We made bamboo canons and cook dodol.

Come festive season - the eidilfitri,  the village roared with sounds of bamboo canons. Interestingly prior to Merdeka (indepedence from the british), every ramadan and one week in shawal were declared long school vacation. The present school vacation system was adopted after the malaysian leaders ruled the country.
School holidays during fasting i thought was good ; we could concentrate on doing good deeds in submission to Allah.
Traditionally the last 10 days of ramadan the festive mood started to emerge. Our parents will be busy cooking our tradional sweet dodol. I remember my late father somewhat regarded it as a pride and status symbol to produce the best tasting dodol.
They put the best effort and get the best ingredients to prepare dodol consisting of glutinous rice grounded and liquified, coconut milk and coconut sugar. It was hard work cooking it and could take the whole day.
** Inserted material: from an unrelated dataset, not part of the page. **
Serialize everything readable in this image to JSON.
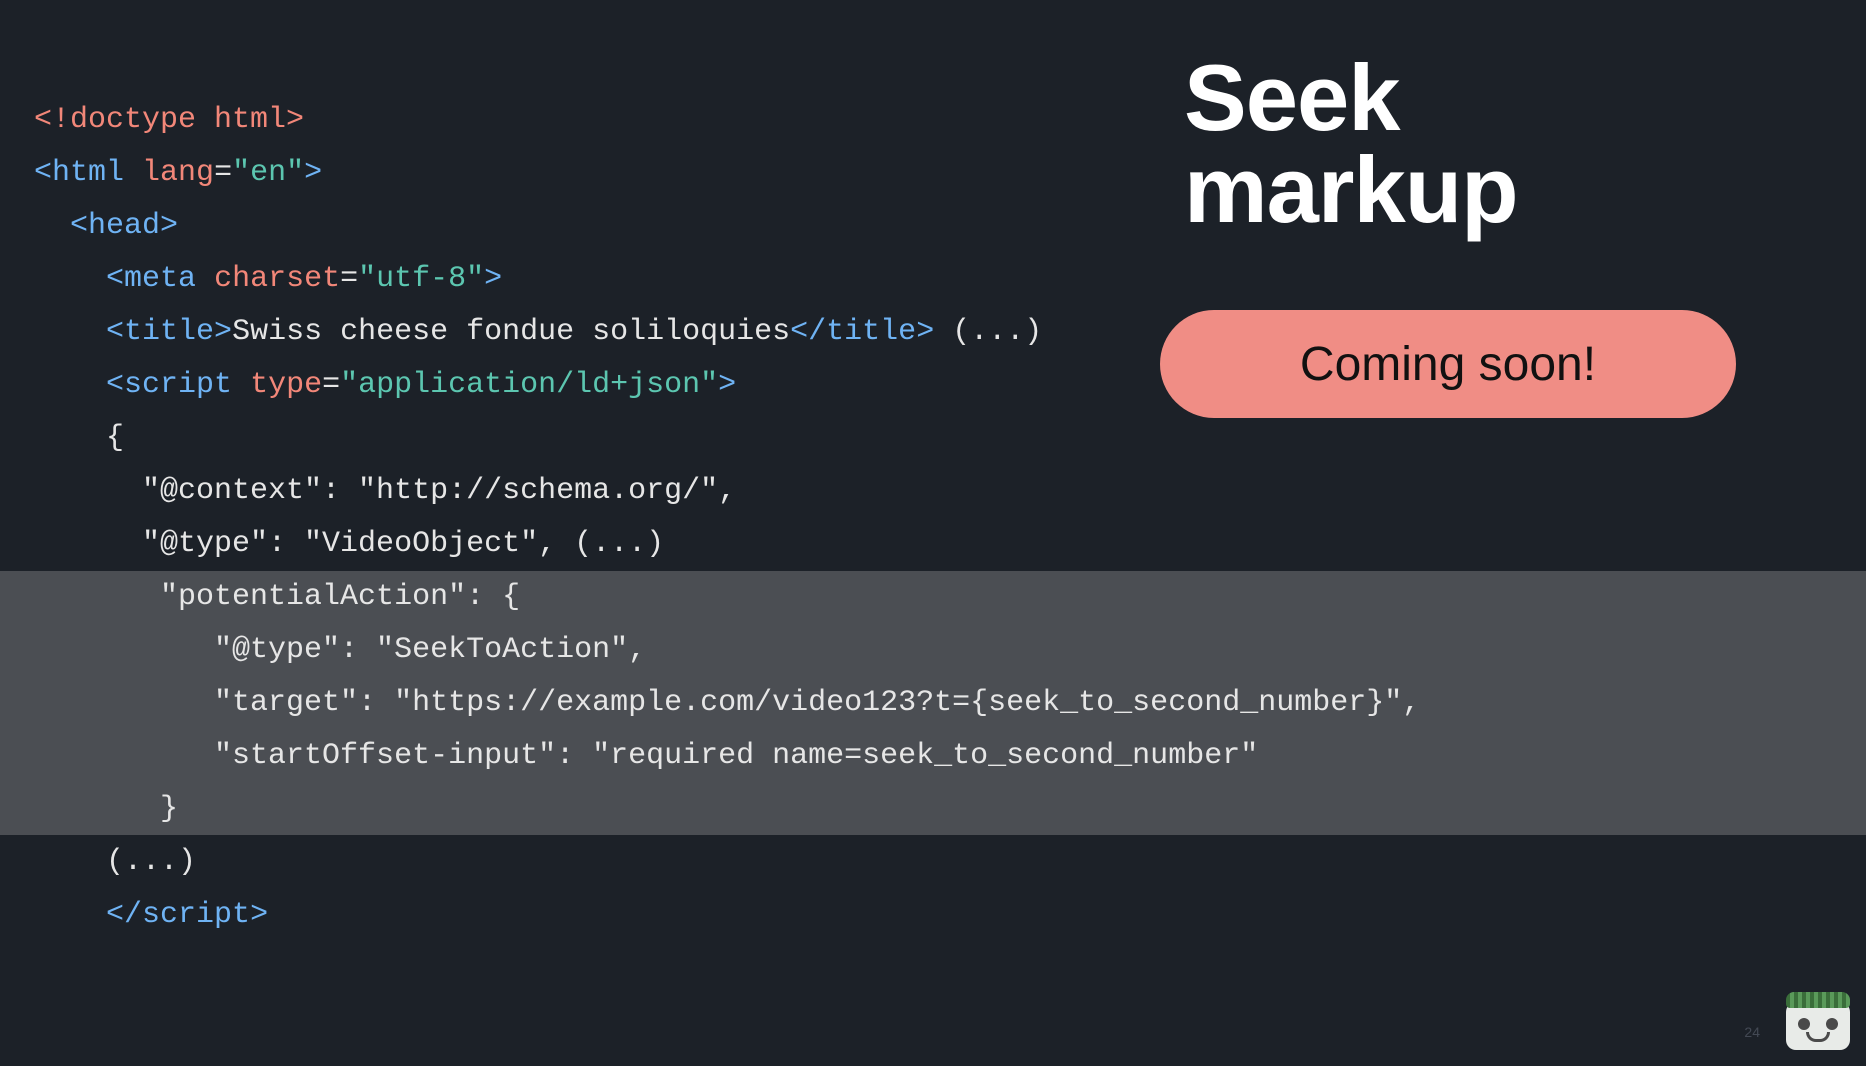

We build canons from large bamboo trunks of about 5 - 6 feet long with internal diameter of about 3 - 4 inches. The diaphgrams at the internodes would knocked off except the last and the lowest diaphgram.
So now we have a hollow bamboo 5 feet long with diaphgram at the lowest internode. About 4 - 5 inches above the lowest internode i bored a hole through which the flame to ignite the 'loaded' canon would be placed.
To load and activate the bamboo canon, several pieces of carbide would be placed inside the canon and some water added. This would spark some chemical reaction resulting in fumes that explode when small flame touched, producing a thunderous sound that could be heard in the entire village.
This traditional practice has become extinct and being replaced by fireworks and fire crackers.

I did not realised the importance of being creative and innovative at the time of childhood. Being so it was a great help in the growth of my brain and enhancing its functions.
On the contrary present day kids are overwhelmed with readymade toys which provide minimal brain stimulations.